Biden during the interview also expressed optimism that Sweden would soon gain entry to NATO, and touted the alliance’s ability to remain united in the face of Russia’s invasion of Ukraine.
“I believe Putin has had an overwhelming objective from the time he launched 185,000 troops into Ukraine, and that was to break NATO,” he said. “So holding NATO together is really critical.”
During the wide-ranging discussion, Biden also was asked about the White House’s posture toward China. The president said he was confident the U.S. could reach a “stable point” with its international rival and would work toward establishing a “working relationship with China that benefits them and us.” But he also indicated he believes that China’s overarching goal is to become the largest economic and military power in the world.
“China has enormous potential capacity, but enormous problems as well,” he said. “I think there’s a way we can work through this.”
Biden warned Chinese President Xi Jinping against providing more support to Russia in its war against Ukraine, he added, emphasizing the economic blow if American corporations pulled out of the nation at the same pace as they have in Russia.
“I said, this is not a threat, this is an observation,” Biden said. “And if you notice, he has not gone full-bore on Russia.”
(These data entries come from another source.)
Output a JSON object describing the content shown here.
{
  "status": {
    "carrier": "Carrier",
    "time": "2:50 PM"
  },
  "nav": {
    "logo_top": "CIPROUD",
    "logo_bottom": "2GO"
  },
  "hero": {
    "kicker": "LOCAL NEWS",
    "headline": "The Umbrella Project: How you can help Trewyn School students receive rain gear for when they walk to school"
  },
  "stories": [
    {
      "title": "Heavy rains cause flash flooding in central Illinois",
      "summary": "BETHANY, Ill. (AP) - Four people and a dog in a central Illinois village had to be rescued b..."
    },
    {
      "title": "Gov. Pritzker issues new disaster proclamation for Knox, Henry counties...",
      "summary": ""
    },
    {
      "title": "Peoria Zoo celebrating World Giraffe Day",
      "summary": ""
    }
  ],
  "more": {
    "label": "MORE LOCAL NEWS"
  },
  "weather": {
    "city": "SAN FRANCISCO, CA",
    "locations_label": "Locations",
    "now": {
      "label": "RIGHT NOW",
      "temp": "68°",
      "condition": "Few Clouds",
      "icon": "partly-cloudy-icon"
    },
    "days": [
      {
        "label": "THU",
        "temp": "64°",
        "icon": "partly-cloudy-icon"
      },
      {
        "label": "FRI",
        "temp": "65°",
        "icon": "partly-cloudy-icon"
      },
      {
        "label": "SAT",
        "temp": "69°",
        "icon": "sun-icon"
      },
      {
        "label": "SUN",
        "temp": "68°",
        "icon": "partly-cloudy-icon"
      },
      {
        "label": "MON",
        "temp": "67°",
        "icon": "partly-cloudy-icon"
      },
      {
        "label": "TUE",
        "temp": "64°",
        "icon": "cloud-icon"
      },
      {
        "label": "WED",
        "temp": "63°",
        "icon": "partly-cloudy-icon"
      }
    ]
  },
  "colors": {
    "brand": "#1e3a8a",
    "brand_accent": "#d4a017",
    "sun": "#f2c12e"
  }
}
Biden also waved away questions about his age amid concerns over the ability for an 81-year-old seeking reelection to excite the Democratic base ahead of the 2024 election, arguing that he possesses “wisdom” only gained through his decades in politics.
“We’re uniting democracies,” he said, pointing to the continued support for Ukraine across Europe. “I think we have enormous opportunities. And I just want to finish the job, and I think we can do that in the next six years.”